Listeners who tuned into his top-rated morning talk show yesterday were stunned to hear program director Tom Plasteras tell them that Mr. Mair, after 19 years, was no longer with the station.

"The decision is an internal matter and is no reflection on Rafe's journalistic abilities or the quality of his show," Mr. Plasteras said.

The matter is believed to have been set off by a complaint from a female producer that Mr. Mair used the 'f' word inappropriately during a staff meeting and angrily referred to some newspaper stories as corporate "blow jobs."

When management tried to get the bombastic but influential broadcaster to conform to its employee behaviour code, Mr. Mair insisted he was an independent contractor and was not an employee of station owners Corus Entertainment Inc., sources said.

From there the dispute escalated until Mr. Mair was let go, with 27 months remaining on his $300,000-a-year contract.

Relations between Mr. Mair and Corus managers had been strained for some time. Late last month, on the air, the talk-show host declared bluntly that he was "not fond, to say the least, of the corporate ownership of CKNW . . . Corus knows the price of everything and the value of nothing."

He added: "My present contract has 27 months to run, and I'd be utterly amazed if Corus wanted me then, and vice-versa."
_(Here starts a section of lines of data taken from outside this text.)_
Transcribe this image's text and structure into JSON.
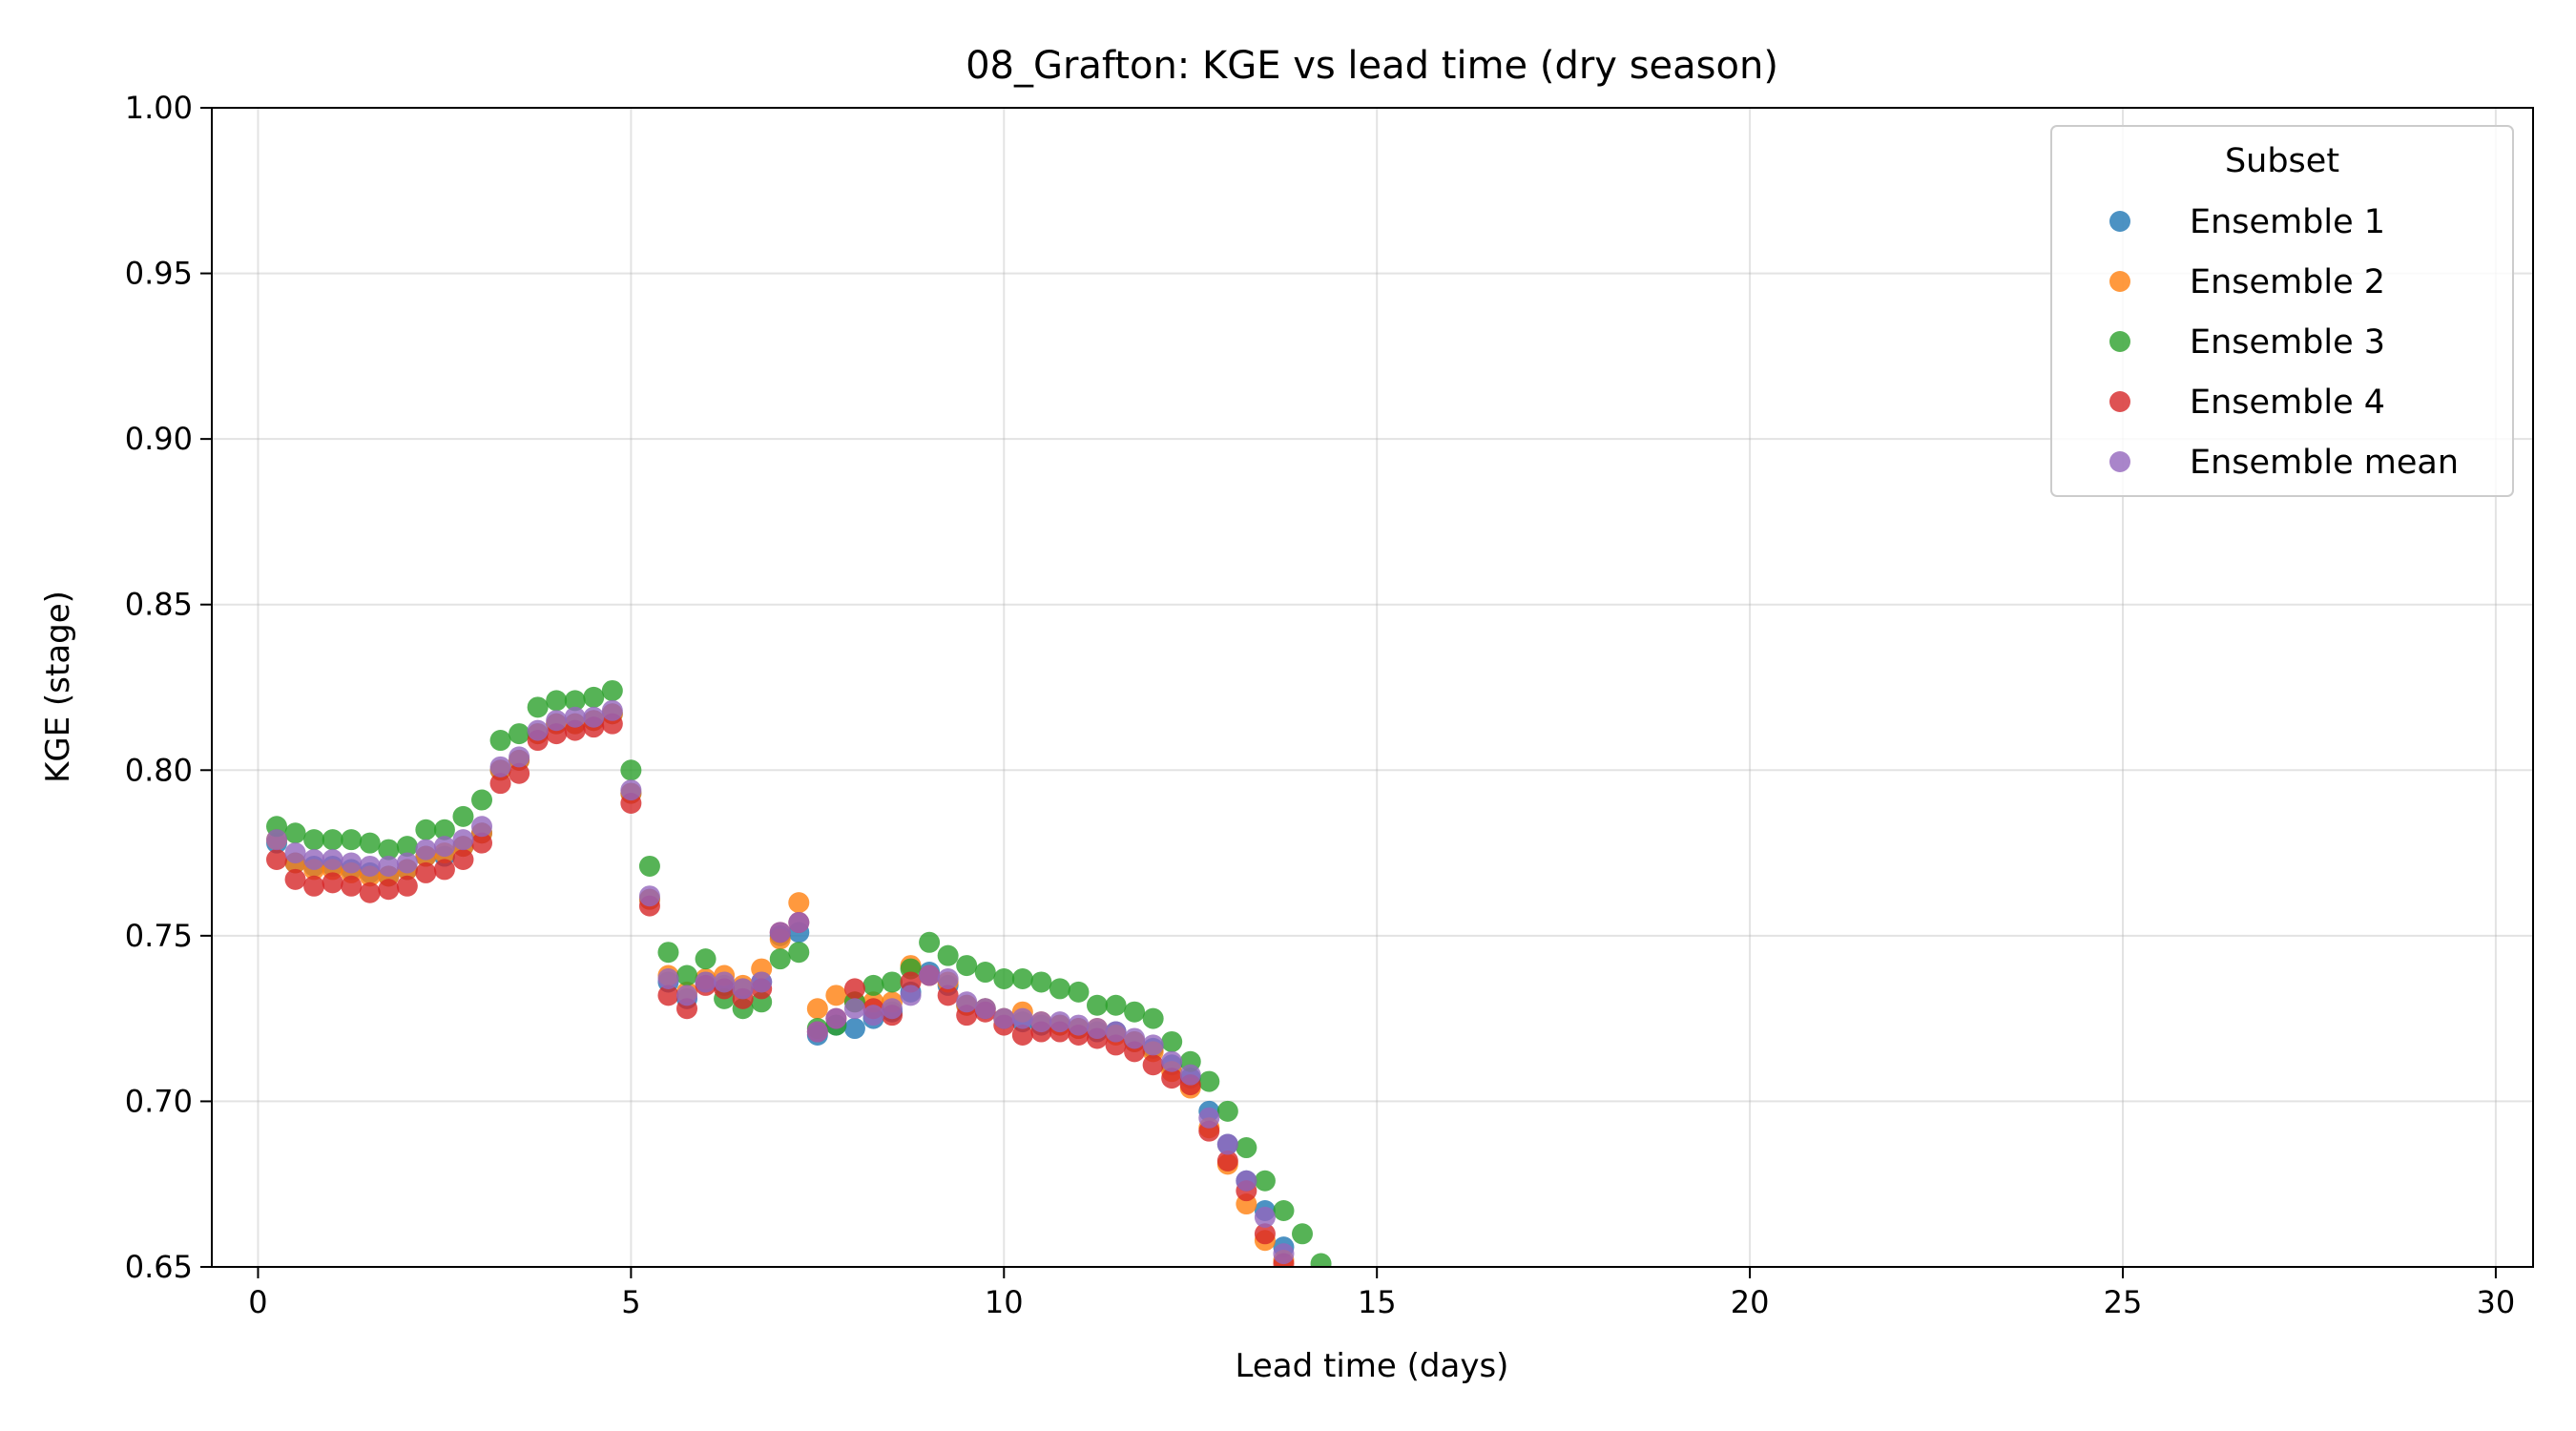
{
  "chart_data": {
    "type": "scatter",
    "title": "08_Grafton: KGE vs lead time (dry season)",
    "xlabel": "Lead time (days)",
    "ylabel": "KGE (stage)",
    "xlim": [
      -0.62,
      30.5
    ],
    "ylim": [
      0.65,
      1.0
    ],
    "xticks": [
      0,
      5,
      10,
      15,
      20,
      25,
      30
    ],
    "yticks": [
      0.65,
      0.7,
      0.75,
      0.8,
      0.85,
      0.9,
      0.95,
      1.0
    ],
    "xtick_labels": [
      "0",
      "5",
      "10",
      "15",
      "20",
      "25",
      "30"
    ],
    "ytick_labels": [
      "0.65",
      "0.70",
      "0.75",
      "0.80",
      "0.85",
      "0.90",
      "0.95",
      "1.00"
    ],
    "grid": true,
    "legend": {
      "title": "Subset",
      "position": "top-right"
    },
    "x": [
      0.25,
      0.5,
      0.75,
      1.0,
      1.25,
      1.5,
      1.75,
      2.0,
      2.25,
      2.5,
      2.75,
      3.0,
      3.25,
      3.5,
      3.75,
      4.0,
      4.25,
      4.5,
      4.75,
      5.0,
      5.25,
      5.5,
      5.75,
      6.0,
      6.25,
      6.5,
      6.75,
      7.0,
      7.25,
      7.5,
      7.75,
      8.0,
      8.25,
      8.5,
      8.75,
      9.0,
      9.25,
      9.5,
      9.75,
      10.0,
      10.25,
      10.5,
      10.75,
      11.0,
      11.25,
      11.5,
      11.75,
      12.0,
      12.25,
      12.5,
      12.75,
      13.0,
      13.25,
      13.5,
      13.75,
      14.0,
      14.25
    ],
    "series": [
      {
        "name": "Ensemble 1",
        "color": "#1f77b4",
        "values": [
          0.778,
          0.772,
          0.771,
          0.771,
          0.77,
          0.769,
          0.768,
          0.77,
          0.774,
          0.774,
          0.777,
          0.781,
          0.8,
          0.803,
          0.811,
          0.814,
          0.814,
          0.815,
          0.817,
          0.793,
          0.761,
          0.736,
          0.731,
          0.736,
          0.735,
          0.734,
          0.736,
          0.75,
          0.751,
          0.72,
          0.723,
          0.722,
          0.725,
          0.727,
          0.733,
          0.739,
          0.735,
          0.729,
          0.728,
          0.725,
          0.724,
          0.723,
          0.723,
          0.722,
          0.721,
          0.721,
          0.718,
          0.716,
          0.711,
          0.707,
          0.697,
          0.687,
          0.676,
          0.667,
          0.656,
          null,
          null
        ]
      },
      {
        "name": "Ensemble 2",
        "color": "#ff7f0e",
        "values": [
          0.779,
          0.772,
          0.77,
          0.77,
          0.769,
          0.768,
          0.768,
          0.77,
          0.774,
          0.775,
          0.777,
          0.781,
          0.8,
          0.803,
          0.811,
          0.814,
          0.814,
          0.815,
          0.817,
          0.793,
          0.761,
          0.738,
          0.733,
          0.737,
          0.738,
          0.735,
          0.74,
          0.749,
          0.76,
          0.728,
          0.732,
          0.73,
          0.73,
          0.73,
          0.741,
          0.738,
          0.736,
          0.729,
          0.728,
          0.725,
          0.727,
          0.724,
          0.723,
          0.722,
          0.722,
          0.72,
          0.718,
          0.715,
          0.709,
          0.704,
          0.692,
          0.681,
          0.669,
          0.658,
          0.652,
          null,
          null
        ]
      },
      {
        "name": "Ensemble 3",
        "color": "#2ca02c",
        "values": [
          0.783,
          0.781,
          0.779,
          0.779,
          0.779,
          0.778,
          0.776,
          0.777,
          0.782,
          0.782,
          0.786,
          0.791,
          0.809,
          0.811,
          0.819,
          0.821,
          0.821,
          0.822,
          0.824,
          0.8,
          0.771,
          0.745,
          0.738,
          0.743,
          0.731,
          0.728,
          0.73,
          0.743,
          0.745,
          0.722,
          0.723,
          0.73,
          0.735,
          0.736,
          0.74,
          0.748,
          0.744,
          0.741,
          0.739,
          0.737,
          0.737,
          0.736,
          0.734,
          0.733,
          0.729,
          0.729,
          0.727,
          0.725,
          0.718,
          0.712,
          0.706,
          0.697,
          0.686,
          0.676,
          0.667,
          0.66,
          0.651
        ]
      },
      {
        "name": "Ensemble 4",
        "color": "#d62728",
        "values": [
          0.773,
          0.767,
          0.765,
          0.766,
          0.765,
          0.763,
          0.764,
          0.765,
          0.769,
          0.77,
          0.773,
          0.778,
          0.796,
          0.799,
          0.809,
          0.811,
          0.812,
          0.813,
          0.814,
          0.79,
          0.759,
          0.732,
          0.728,
          0.735,
          0.734,
          0.731,
          0.734,
          0.751,
          0.754,
          0.721,
          0.725,
          0.734,
          0.728,
          0.726,
          0.736,
          0.738,
          0.732,
          0.726,
          0.727,
          0.723,
          0.72,
          0.721,
          0.721,
          0.72,
          0.719,
          0.717,
          0.715,
          0.711,
          0.707,
          0.705,
          0.691,
          0.682,
          0.673,
          0.66,
          0.651,
          null,
          null
        ]
      },
      {
        "name": "Ensemble mean",
        "color": "#9467bd",
        "values": [
          0.779,
          0.775,
          0.773,
          0.773,
          0.772,
          0.771,
          0.771,
          0.772,
          0.776,
          0.777,
          0.779,
          0.783,
          0.801,
          0.804,
          0.812,
          0.815,
          0.816,
          0.816,
          0.818,
          0.794,
          0.762,
          0.737,
          0.732,
          0.736,
          0.736,
          0.734,
          0.736,
          0.751,
          0.754,
          0.721,
          0.725,
          0.728,
          0.726,
          0.728,
          0.732,
          0.738,
          0.737,
          0.73,
          0.728,
          0.725,
          0.725,
          0.724,
          0.724,
          0.723,
          0.722,
          0.721,
          0.719,
          0.717,
          0.712,
          0.708,
          0.695,
          0.687,
          0.676,
          0.665,
          0.654,
          null,
          null
        ]
      }
    ]
  }
}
The dismissal of Mr. Mair, who dominated talk radio in B.C. as no one else with an estimated 100,000 daily listeners and an impressive 18 per cent market share for his 8.30-11 a.m. slot, caused shock waves among listeners, media commentators, fellow radio hosts and politicians, alike.

In Kelowna, Premier Gordon Campbell took time out from his duties as host of the western premiers conference to express his surprise at the news.

"I'd heard about it, yes. Are you kidding? That's the major story here," Mr. Campbell told reporters. "It's incredible. It's spreading across the country like wildfire."

The Premier's reaction underscored the influence Mr. Mair had in a province that still revels in its reputation for brass-knuckle politics and strong opinions.

Politicians were drawn to his huge listening audience like moths to a flame, despite the risk of being singed by Mr. Mair's rough, aggressive questioning.

He also spearheaded many campaigns with great effect, particularly his fierce opposition to the Charlottetown accord. Berated by those who disagreed with his stand as "Dr. No," Mr. Mair is credited by most observers as the reason B.C. voters had the highest rejection vote in the country.

Yesterday on CKNW, listeners flooded stand-in host Peter Warren with calls for a boycott of Mr. Mair's regular time slot.

"Rafe was kind of a hard ass, but I really appreciated him," said one. Added another caller: "We're going to miss him very, very much, and unless he is back on the air, we're going to boycott the station."

However, as on any talk show, the sentiment was not unanimous. "I'm glad that fat blowhard is gone from your radio station. He thought he was right about everything," a caller told Mr. Warren.

CKNW host Philip Till said on his afternoon talk show that Mr. Mair's firing was "a tragedy for the people of B.C. and a tragedy for radio station CKNW . . . Rafe owned his time slot. He was a fixture for 19 years."

In an interview, before heading out for an afternoon's sailing, Mr. Mair, still vigorous and crusty at the age of 71, admitted that he can be "a miserable SOB to get along with" at times.

But the main problem was a poor mix between himself and Corus, he said. The conflict with his producer, Dallas Brodie, was merely the catalyst that brought matters to a head.

"It was really a difference in philosophy. I'm the old wine going into the new bottle," Mr. Mair said. "It was very, very important for me that I always be seen as an independent contractor."

He rejected suggestions that he might be bitter over his firing. "I really don't blame anyone. All good things come to an end and I've had 19 fantastic years. It's just been great."

Mr. Mair said he had no immediate ideas for employment, although he does not feel ready to retire.

He first joined CKNW, the No. 1 station in B.C., in 1984, after serving a number of years as a Social Credit cabinet minister under former premier Bill Bennett.

Media consultant Bill Tieleman said Mr. Mair's all-out broadcasting style will be missed. "It's hard to imagine CKNW without him . . . He was a real populist. When he asked people to open their windows and be 'mad as hell' about something, they did."

In 1994, Mr. Mair, a passionate environmentalist, won the Governor-General's Michener Award for public-service journalism for his strong campaign to halt a hydroelectric dam in northern B.C. because of the threat to wild salmon.